**Dokter: Kanker Bukanlah Akhir Jika Ditangani Secara Komprehensif**
Perhimpunan Hematologi‑Onkologi Medik Penyakit Dalam Indonesia (PERHOMPEDIN) menegaskan bahwa diagnosis kanker tidak serta merta menjadi titik akhir perjuangan pasien. Menurut para ahli, keberhasilan pengobatan sangat bergantung pada pendekatan multidisiplin yang mencakup deteksi dini, terapi target, serta dukungan psikososial. “Kita harus melihat kanker sebagai penyakit yang dapat dikelola, bukan sebagai kutukan yang tak terhindarkan,” ujar Ketua PERHOMPEDIN dalam konferensi pers terbaru.
Pendekatan komprehensif yang diusulkan meliputi kolaborasi antara dokter spesialis onkologi, ahli patologi, radiolog, serta tim rehabilitasi.

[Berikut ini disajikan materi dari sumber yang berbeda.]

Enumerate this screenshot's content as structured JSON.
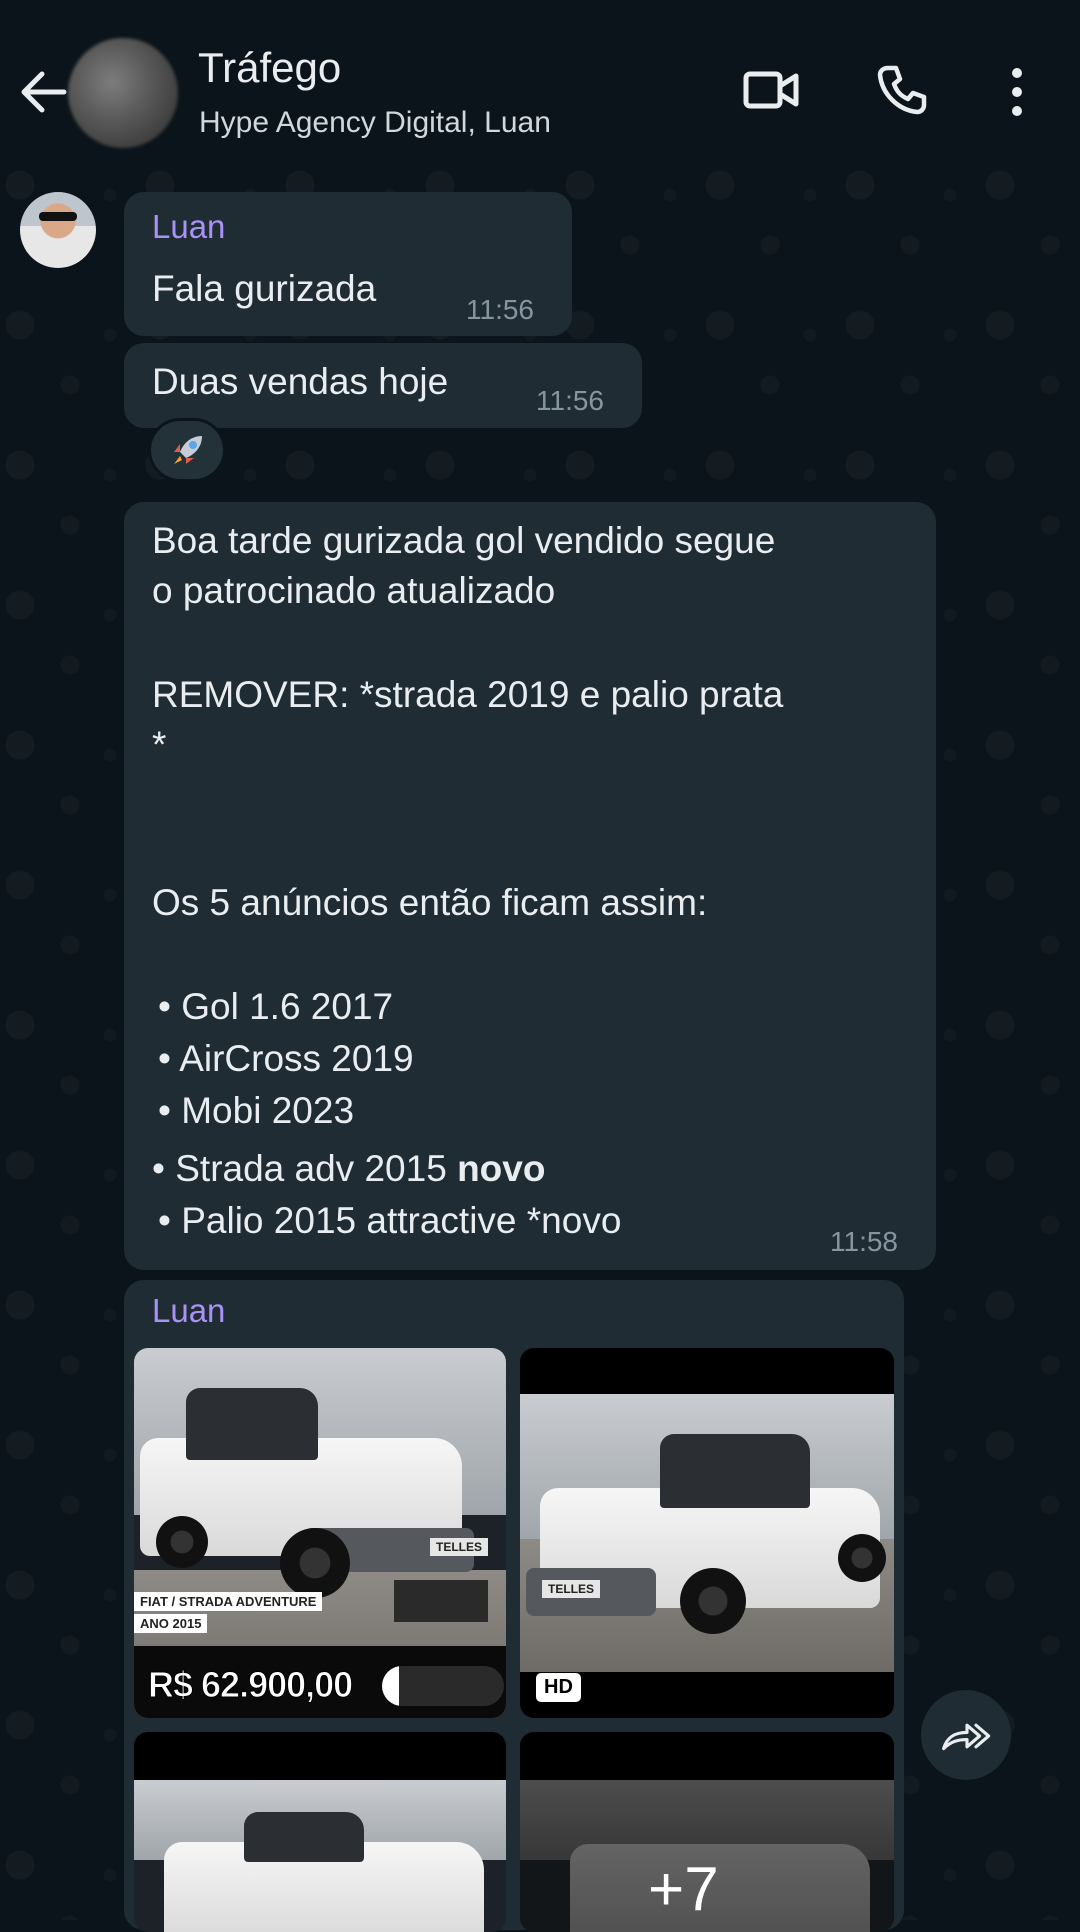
{
  "header": {
    "title": "Tráfego",
    "subtitle": "Hype Agency Digital, Luan"
  },
  "icons": {
    "back": "arrow-left-icon",
    "video": "video-call-icon",
    "phone": "phone-call-icon",
    "menu": "more-vert-icon",
    "reaction": "rocket-emoji",
    "forward": "forward-icon"
  },
  "messages": [
    {
      "sender": "Luan",
      "text": "Fala gurizada",
      "time": "11:56"
    },
    {
      "text": "Duas vendas hoje",
      "time": "11:56",
      "reaction": "🚀"
    },
    {
      "time": "11:58",
      "lines": {
        "l1": "Boa tarde gurizada gol vendido segue",
        "l2": "o patrocinado atualizado",
        "l3": "REMOVER: *strada 2019 e palio prata",
        "l4": "*",
        "l5": "Os 5 anúncios então ficam assim:",
        "b1": "•  Gol 1.6 2017",
        "b2": "•  AirCross 2019",
        "b3": "•  Mobi 2023",
        "b4_prefix": "• Strada adv 2015 ",
        "b4_bold": "novo",
        "b5": "•  Palio 2015 attractive *novo"
      }
    },
    {
      "sender": "Luan",
      "album": {
        "photo1_banner_line1": "FIAT / STRADA ADVENTURE",
        "photo1_banner_line2": "ANO 2015",
        "photo1_price": "R$ 62.900,00",
        "photo1_plate": "TELLES",
        "photo2_badge": "HD",
        "photo2_plate": "TELLES",
        "more_count": "+7"
      }
    }
  ]
}
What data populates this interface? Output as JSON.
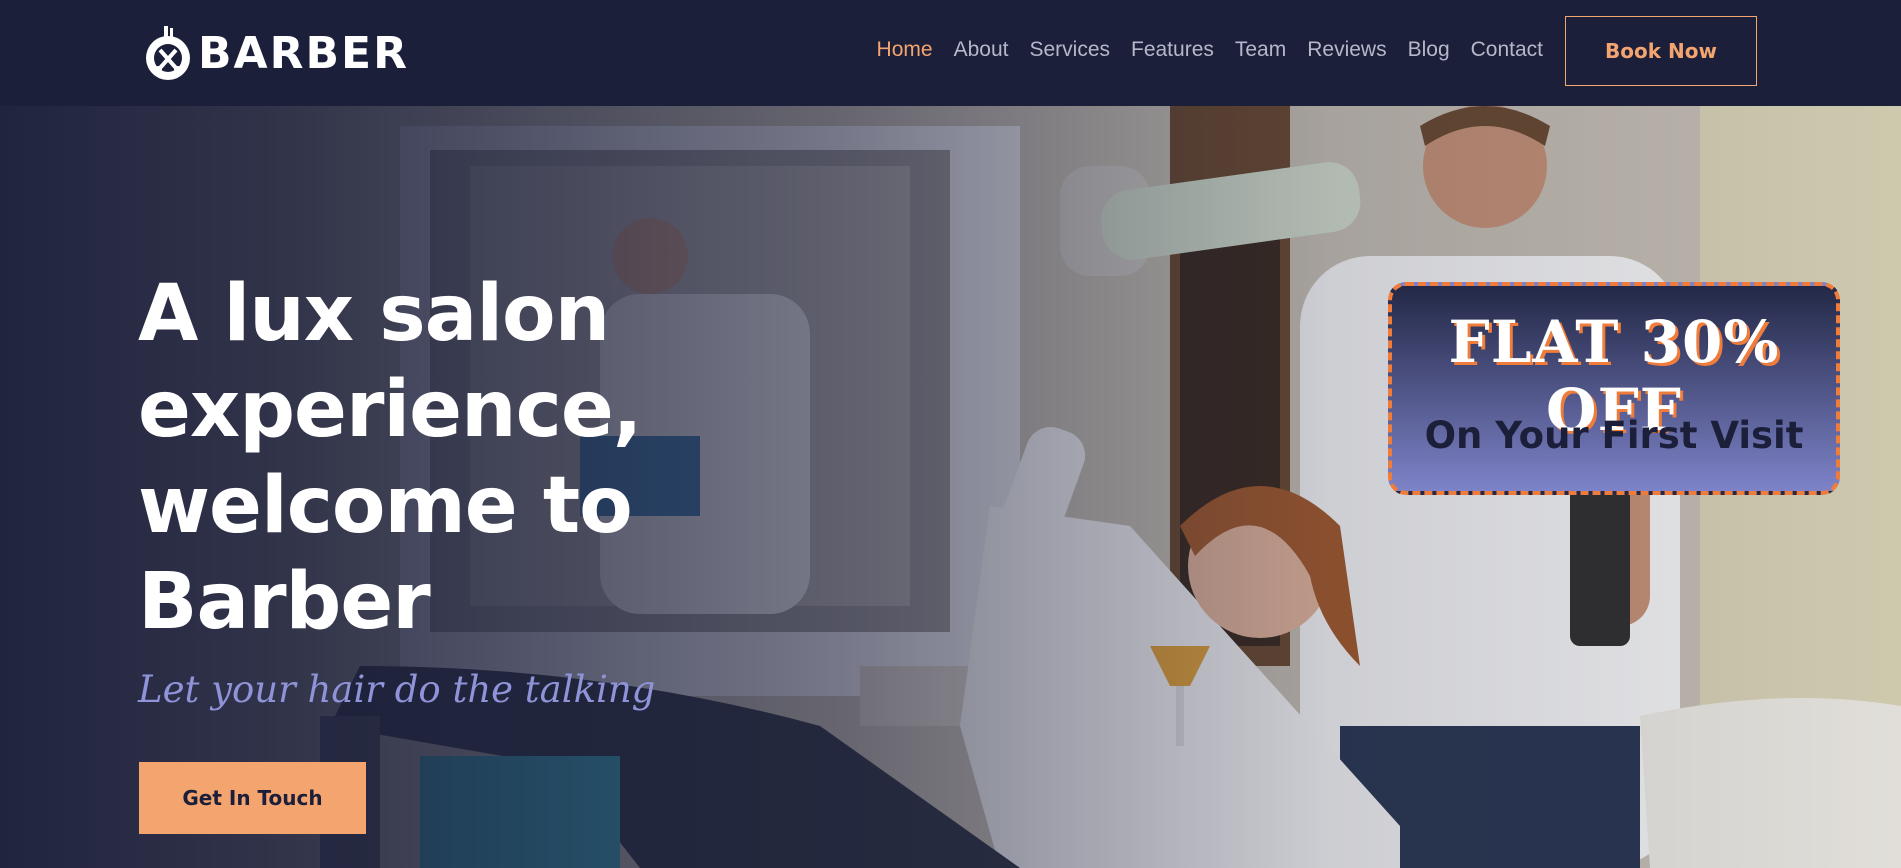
{
  "brand": {
    "name": "BARBER",
    "logo_icon": "scissors-comb-icon"
  },
  "nav": {
    "items": [
      {
        "label": "Home",
        "active": true
      },
      {
        "label": "About",
        "active": false
      },
      {
        "label": "Services",
        "active": false
      },
      {
        "label": "Features",
        "active": false
      },
      {
        "label": "Team",
        "active": false
      },
      {
        "label": "Reviews",
        "active": false
      },
      {
        "label": "Blog",
        "active": false
      },
      {
        "label": "Contact",
        "active": false
      }
    ],
    "book_label": "Book Now"
  },
  "hero": {
    "headline": "A lux salon experience, welcome to Barber",
    "tagline": "Let your hair do the talking",
    "cta_label": "Get In Touch",
    "background_image": "salon-photo"
  },
  "promo": {
    "title": "FLAT 30% OFF",
    "subtitle": "On Your First Visit"
  },
  "colors": {
    "navy": "#1b1f3a",
    "accent": "#f4a46e",
    "tagline": "#8f93d8",
    "promo_border": "#ef7c3b",
    "nav_text": "#b4b8c9"
  }
}
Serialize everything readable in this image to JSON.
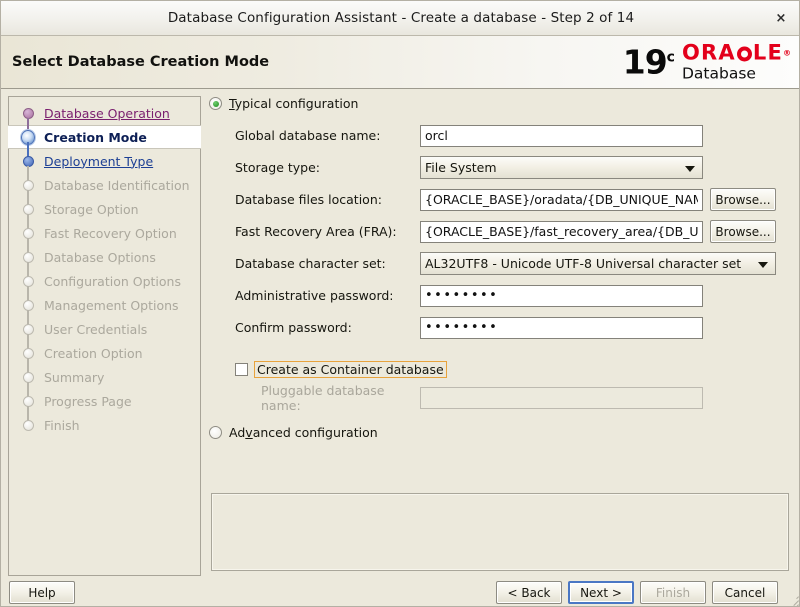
{
  "window": {
    "title": "Database Configuration Assistant - Create a database - Step 2 of 14",
    "close_label": "×"
  },
  "banner": {
    "title": "Select Database Creation Mode",
    "logo_version": "19",
    "logo_version_sup": "c",
    "logo_oracle_pre": "ORA",
    "logo_oracle_post": "LE",
    "logo_reg": "®",
    "logo_product": "Database",
    "accent_red": "#e3001b"
  },
  "sidebar": {
    "items": [
      {
        "label": "Database Operation",
        "state": "visited"
      },
      {
        "label": "Creation Mode",
        "state": "current"
      },
      {
        "label": "Deployment Type",
        "state": "next"
      },
      {
        "label": "Database Identification",
        "state": "disabled"
      },
      {
        "label": "Storage Option",
        "state": "disabled"
      },
      {
        "label": "Fast Recovery Option",
        "state": "disabled"
      },
      {
        "label": "Database Options",
        "state": "disabled"
      },
      {
        "label": "Configuration Options",
        "state": "disabled"
      },
      {
        "label": "Management Options",
        "state": "disabled"
      },
      {
        "label": "User Credentials",
        "state": "disabled"
      },
      {
        "label": "Creation Option",
        "state": "disabled"
      },
      {
        "label": "Summary",
        "state": "disabled"
      },
      {
        "label": "Progress Page",
        "state": "disabled"
      },
      {
        "label": "Finish",
        "state": "disabled"
      }
    ]
  },
  "main": {
    "typical_radio_label": "Typical configuration",
    "typical_selected": true,
    "advanced_radio_label": "Advanced configuration",
    "advanced_selected": false,
    "fields": {
      "global_db_name_label": "Global database name:",
      "global_db_name_value": "orcl",
      "storage_type_label": "Storage type:",
      "storage_type_value": "File System",
      "db_files_location_label": "Database files location:",
      "db_files_location_value": "{ORACLE_BASE}/oradata/{DB_UNIQUE_NAME}",
      "fra_label": "Fast Recovery Area (FRA):",
      "fra_value": "{ORACLE_BASE}/fast_recovery_area/{DB_UNIQU",
      "charset_label": "Database character set:",
      "charset_value": "AL32UTF8 - Unicode UTF-8 Universal character set",
      "admin_password_label": "Administrative password:",
      "admin_password_value": "••••••••",
      "confirm_password_label": "Confirm password:",
      "confirm_password_value": "••••••••",
      "browse_label": "Browse...",
      "container_db_label": "Create as Container database",
      "container_db_checked": false,
      "pluggable_db_label": "Pluggable database name:",
      "pluggable_db_value": ""
    }
  },
  "footer": {
    "help_label": "Help",
    "back_label": "< Back",
    "next_label": "Next >",
    "finish_label": "Finish",
    "cancel_label": "Cancel"
  }
}
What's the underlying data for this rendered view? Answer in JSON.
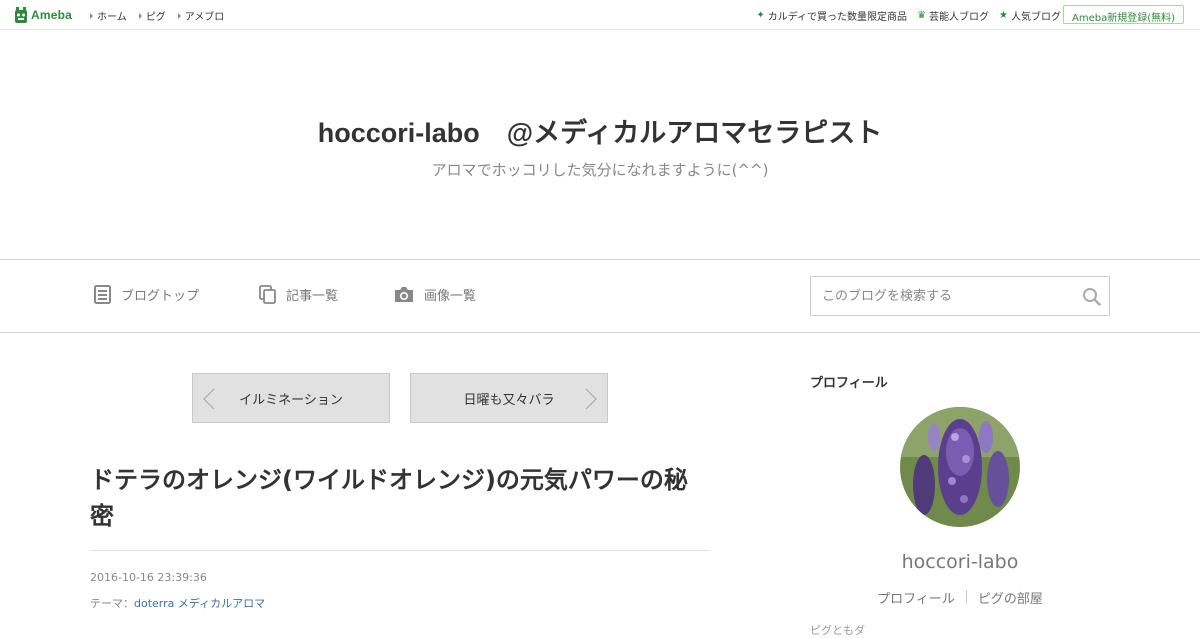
{
  "global_header": {
    "logo_text": "Ameba",
    "nav": [
      "ホーム",
      "ピグ",
      "アメブロ"
    ],
    "right_links": [
      {
        "icon": "sparkle-icon",
        "label": "カルディで買った数量限定商品"
      },
      {
        "icon": "crown-icon",
        "label": "芸能人ブログ"
      },
      {
        "icon": "star-icon",
        "label": "人気ブログ"
      }
    ],
    "register_label": "Ameba新規登録(無料)"
  },
  "blog_header": {
    "title": "hoccori-labo　@メディカルアロマセラピスト",
    "description": "アロマでホッコリした気分になれますように(^^)"
  },
  "blog_nav": {
    "items": [
      {
        "icon": "document-icon",
        "label": "ブログトップ"
      },
      {
        "icon": "copy-icon",
        "label": "記事一覧"
      },
      {
        "icon": "camera-icon",
        "label": "画像一覧"
      }
    ],
    "search_placeholder": "このブログを検索する"
  },
  "pager": {
    "prev_label": "イルミネーション",
    "next_label": "日曜も又々バラ"
  },
  "entry": {
    "title": "ドテラのオレンジ(ワイルドオレンジ)の元気パワーの秘密",
    "date": "2016-10-16 23:39:36",
    "theme_prefix": "テーマ：",
    "theme_link": "doterra メディカルアロマ"
  },
  "sidebar": {
    "heading": "プロフィール",
    "name": "hoccori-labo",
    "links": [
      "プロフィール",
      "ピグの部屋"
    ],
    "cut_text": "ピグともダ"
  },
  "colors": {
    "brand_green": "#2d8c3c",
    "link_blue": "#3371b3"
  }
}
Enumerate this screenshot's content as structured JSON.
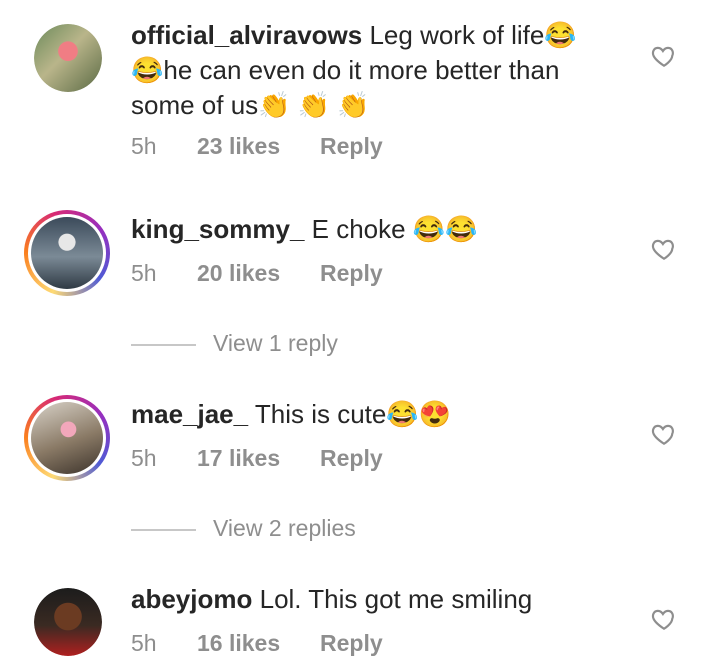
{
  "comments": [
    {
      "username": "official_alviravows",
      "text": "Leg work of life😂😂he can even do it more better than some of us👏 👏 👏",
      "time": "5h",
      "likes": "23 likes",
      "reply": "Reply"
    },
    {
      "username": "king_sommy_",
      "text": "E choke 😂😂",
      "time": "5h",
      "likes": "20 likes",
      "reply": "Reply",
      "view_replies": "View 1 reply"
    },
    {
      "username": "mae_jae_",
      "text": "This is cute😂😍",
      "time": "5h",
      "likes": "17 likes",
      "reply": "Reply",
      "view_replies": "View 2 replies"
    },
    {
      "username": "abeyjomo",
      "text": "Lol. This got me smiling",
      "time": "5h",
      "likes": "16 likes",
      "reply": "Reply"
    }
  ],
  "colors": {
    "meta": "#8e8e8e",
    "text": "#262626"
  }
}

Selain itu, PERHOMPEDIN menekankan pentingnya edukasi masyarakat tentang faktor risiko, gejala awal, dan pentingnya skrining rutin. Dengan meningkatkan kesadaran, diharapkan lebih banyak kasus dapat terdeteksi pada stadium awal, sehingga peluang kesembuhan menjadi lebih tinggi.
Program pendampingan psikologis dan nutrisi juga menjadi bagian integral dalam rencana perawatan. Pasien yang mendapatkan dukungan emosional dan pola makan yang tepat cenderung memiliki kualitas hidup yang lebih baik selama dan setelah terapi. PERHOMPEDIN mengajak seluruh fasilitas kesehatan untuk mengimplementasikan standar perawatan ini, dengan tujuan menurunkan angka mortalitas kanker secara signifikan di Indonesia.